The mechanics of the threat have, it would appear, evolved somewhat though.
Kroll Ontrack engineers say they have seen a "significant spike" in the number of inquiries regarding data recovery following ransomware attacks on virtual drives, although the actual severity of this increase has not been disclosed to us.
Shane Denyer, a data recovery engineer at Kroll Ontrack, confirmed that the company is seeing "a definite move away from attacks that target large numbers of small business or home users" and a move towards "more of a spearphishing approach where individual, larger corporations come under fire."
In particular, our attention was drawn to attacks where hackers are said to be deleting virtual drives completely on corporate systems and replicating the data on their own servers. "The first time the companies know about the attack is when they find a note from the hacker where the virtual drives used to be, criticising their security arrangements and requesting payment for return of the data or threatening to sell it on the open market," Kroll Ontrack explains in an emailed statement.

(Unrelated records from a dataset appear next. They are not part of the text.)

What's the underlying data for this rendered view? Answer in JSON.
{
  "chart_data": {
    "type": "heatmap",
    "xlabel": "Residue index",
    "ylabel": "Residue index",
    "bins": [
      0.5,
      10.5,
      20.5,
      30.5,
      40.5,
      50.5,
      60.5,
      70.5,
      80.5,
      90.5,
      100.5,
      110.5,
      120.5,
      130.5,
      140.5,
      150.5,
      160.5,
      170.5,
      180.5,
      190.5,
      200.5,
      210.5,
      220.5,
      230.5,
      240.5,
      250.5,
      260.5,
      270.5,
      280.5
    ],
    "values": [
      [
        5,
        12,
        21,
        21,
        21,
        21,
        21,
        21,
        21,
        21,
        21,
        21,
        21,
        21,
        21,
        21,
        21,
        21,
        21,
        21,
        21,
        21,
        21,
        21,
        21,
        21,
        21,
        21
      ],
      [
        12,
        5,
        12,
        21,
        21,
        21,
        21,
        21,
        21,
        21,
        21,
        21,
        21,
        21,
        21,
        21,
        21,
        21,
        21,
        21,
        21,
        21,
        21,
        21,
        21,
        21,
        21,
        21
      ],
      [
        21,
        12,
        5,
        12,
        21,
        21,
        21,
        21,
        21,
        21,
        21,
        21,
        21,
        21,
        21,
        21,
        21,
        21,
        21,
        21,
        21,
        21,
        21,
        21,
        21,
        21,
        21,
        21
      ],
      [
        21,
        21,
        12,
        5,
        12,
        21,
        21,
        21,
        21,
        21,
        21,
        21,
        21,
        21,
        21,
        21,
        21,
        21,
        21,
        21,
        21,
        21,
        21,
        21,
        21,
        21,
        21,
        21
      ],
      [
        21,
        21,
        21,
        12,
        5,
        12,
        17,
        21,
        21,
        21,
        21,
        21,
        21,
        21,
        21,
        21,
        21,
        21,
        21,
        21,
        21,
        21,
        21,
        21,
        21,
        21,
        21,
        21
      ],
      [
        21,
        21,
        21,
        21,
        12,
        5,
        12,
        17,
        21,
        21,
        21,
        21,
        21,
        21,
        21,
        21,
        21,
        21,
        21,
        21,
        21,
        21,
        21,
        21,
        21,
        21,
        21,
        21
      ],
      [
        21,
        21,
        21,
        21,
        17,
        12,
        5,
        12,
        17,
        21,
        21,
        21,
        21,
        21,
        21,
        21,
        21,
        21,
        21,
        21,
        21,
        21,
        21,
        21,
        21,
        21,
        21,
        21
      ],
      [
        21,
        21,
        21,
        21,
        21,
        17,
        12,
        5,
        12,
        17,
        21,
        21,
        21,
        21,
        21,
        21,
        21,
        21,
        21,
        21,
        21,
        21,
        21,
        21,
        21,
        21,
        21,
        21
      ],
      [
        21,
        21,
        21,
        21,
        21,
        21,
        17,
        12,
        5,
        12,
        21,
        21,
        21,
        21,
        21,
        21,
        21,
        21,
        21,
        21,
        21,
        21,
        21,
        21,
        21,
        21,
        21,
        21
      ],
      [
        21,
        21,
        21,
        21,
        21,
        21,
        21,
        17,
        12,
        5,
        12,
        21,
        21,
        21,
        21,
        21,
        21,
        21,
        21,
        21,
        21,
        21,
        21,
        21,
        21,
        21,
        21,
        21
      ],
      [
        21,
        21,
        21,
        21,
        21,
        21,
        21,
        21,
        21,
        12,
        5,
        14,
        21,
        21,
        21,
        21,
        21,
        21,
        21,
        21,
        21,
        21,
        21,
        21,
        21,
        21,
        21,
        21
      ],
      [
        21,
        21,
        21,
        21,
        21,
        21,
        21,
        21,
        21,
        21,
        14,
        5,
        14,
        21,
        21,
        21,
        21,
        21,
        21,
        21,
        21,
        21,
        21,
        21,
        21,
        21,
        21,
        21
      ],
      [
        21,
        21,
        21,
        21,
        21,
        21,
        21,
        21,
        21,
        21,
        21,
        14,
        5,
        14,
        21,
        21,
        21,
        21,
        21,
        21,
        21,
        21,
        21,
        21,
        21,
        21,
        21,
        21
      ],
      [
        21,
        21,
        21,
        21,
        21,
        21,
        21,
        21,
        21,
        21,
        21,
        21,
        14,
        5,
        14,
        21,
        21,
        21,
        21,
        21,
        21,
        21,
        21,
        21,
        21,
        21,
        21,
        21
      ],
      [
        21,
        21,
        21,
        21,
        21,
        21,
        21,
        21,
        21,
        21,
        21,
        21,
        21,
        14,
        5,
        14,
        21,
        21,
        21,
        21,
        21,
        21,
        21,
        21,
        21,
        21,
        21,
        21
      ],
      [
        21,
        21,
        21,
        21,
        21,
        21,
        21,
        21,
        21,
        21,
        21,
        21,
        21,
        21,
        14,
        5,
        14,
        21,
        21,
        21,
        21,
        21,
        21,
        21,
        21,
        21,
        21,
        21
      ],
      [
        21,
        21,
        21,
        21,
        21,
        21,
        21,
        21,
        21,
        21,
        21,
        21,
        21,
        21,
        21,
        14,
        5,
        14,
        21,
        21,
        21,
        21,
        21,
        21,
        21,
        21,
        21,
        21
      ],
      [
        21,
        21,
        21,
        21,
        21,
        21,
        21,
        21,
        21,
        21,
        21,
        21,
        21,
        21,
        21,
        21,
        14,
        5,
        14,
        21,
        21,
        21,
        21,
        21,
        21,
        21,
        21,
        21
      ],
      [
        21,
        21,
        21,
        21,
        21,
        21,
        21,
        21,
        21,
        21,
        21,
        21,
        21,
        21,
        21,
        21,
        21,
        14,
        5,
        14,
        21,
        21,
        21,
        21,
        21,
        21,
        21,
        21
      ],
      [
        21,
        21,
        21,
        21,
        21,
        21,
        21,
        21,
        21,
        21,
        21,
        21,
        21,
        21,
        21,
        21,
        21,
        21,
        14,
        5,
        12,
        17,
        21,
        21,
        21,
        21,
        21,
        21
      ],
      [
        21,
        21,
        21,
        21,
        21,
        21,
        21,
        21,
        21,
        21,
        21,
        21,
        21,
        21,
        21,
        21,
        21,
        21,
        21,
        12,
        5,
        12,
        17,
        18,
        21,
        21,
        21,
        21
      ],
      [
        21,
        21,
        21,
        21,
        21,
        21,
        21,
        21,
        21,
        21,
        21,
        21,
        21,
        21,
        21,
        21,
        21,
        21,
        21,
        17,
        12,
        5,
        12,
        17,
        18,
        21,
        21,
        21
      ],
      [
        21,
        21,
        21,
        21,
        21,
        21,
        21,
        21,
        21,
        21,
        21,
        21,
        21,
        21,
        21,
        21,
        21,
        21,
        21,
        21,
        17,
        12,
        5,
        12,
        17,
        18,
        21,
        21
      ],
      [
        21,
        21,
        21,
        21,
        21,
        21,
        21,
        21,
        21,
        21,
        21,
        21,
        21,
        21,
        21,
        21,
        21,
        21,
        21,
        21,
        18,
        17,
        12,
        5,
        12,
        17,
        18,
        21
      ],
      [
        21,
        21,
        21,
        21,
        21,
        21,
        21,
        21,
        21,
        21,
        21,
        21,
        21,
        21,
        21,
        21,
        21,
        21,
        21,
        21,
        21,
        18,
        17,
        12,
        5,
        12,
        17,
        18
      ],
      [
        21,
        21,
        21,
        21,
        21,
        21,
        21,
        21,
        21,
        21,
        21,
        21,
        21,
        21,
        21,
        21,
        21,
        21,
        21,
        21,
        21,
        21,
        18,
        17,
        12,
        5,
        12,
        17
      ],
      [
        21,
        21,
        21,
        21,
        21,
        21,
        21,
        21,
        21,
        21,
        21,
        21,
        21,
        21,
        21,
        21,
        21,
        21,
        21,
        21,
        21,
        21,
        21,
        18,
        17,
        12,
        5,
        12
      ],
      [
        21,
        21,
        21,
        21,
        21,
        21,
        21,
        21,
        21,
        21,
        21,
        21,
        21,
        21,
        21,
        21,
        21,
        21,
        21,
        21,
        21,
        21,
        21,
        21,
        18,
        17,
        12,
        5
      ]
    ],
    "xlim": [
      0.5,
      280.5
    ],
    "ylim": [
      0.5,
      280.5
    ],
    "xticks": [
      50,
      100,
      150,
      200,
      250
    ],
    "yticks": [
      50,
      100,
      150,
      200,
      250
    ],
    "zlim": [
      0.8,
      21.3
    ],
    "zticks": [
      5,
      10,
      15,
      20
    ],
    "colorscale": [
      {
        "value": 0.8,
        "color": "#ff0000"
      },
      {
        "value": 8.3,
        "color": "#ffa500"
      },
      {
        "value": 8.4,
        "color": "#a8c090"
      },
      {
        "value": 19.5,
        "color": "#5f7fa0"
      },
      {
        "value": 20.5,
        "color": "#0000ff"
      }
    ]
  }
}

In a recent case, SCMagazineUK.com understands that payment was demanded in Bitcoin with the threat that the stolen data would be auctioned off after two weeks if payment was not made. In this particular case, Kroll Ontrack informs us that it was successful in being able to recover the data without any ransom being paid.
Bitdefender's chief security strategist, Catalin Cosoi, points out that simply because hackers are targeting virtual drives doesn't mean the attacks are virtualised. He goes on, talking to SCMagazineUK.com, to argue that malware isn't even necessarily deployed during the attack process. "Infection methods aren't necessarily state-of-the-art," Cosoi said."They can range from classic social engineering schemes to steal employee login credentials to exploiting unpatched software vulnerabilities – it can be virtually anything." In a similar vein,
TK Keanini, CTO at Lancope points out that what is going on here is technically not ransomware but rather extortionware, something he predicted a while back as being the evolutionary path such attacks would follow.
"The difference is the fact that the attacker, instead of just keeping you from your data, has your data and threatens to publish (or delete) if the ransom is not paid," Keanini told SC. This evolutionary path isn't finished yet, Keanini reckons, warning that we will likely see more attacks where the threat actors don't care if you have a backup of your data as the payload isn't in holding access to that data to ransom but rather being paid off to mitigate the threat of publishing commercially sensitive or potentially embarrassing information to a public audience. "Here we are dealing with disclosure issues that can only be solved by well implemented data level encryption," Keanini said, adding:"The technology is available to solve this problem, the habits are not."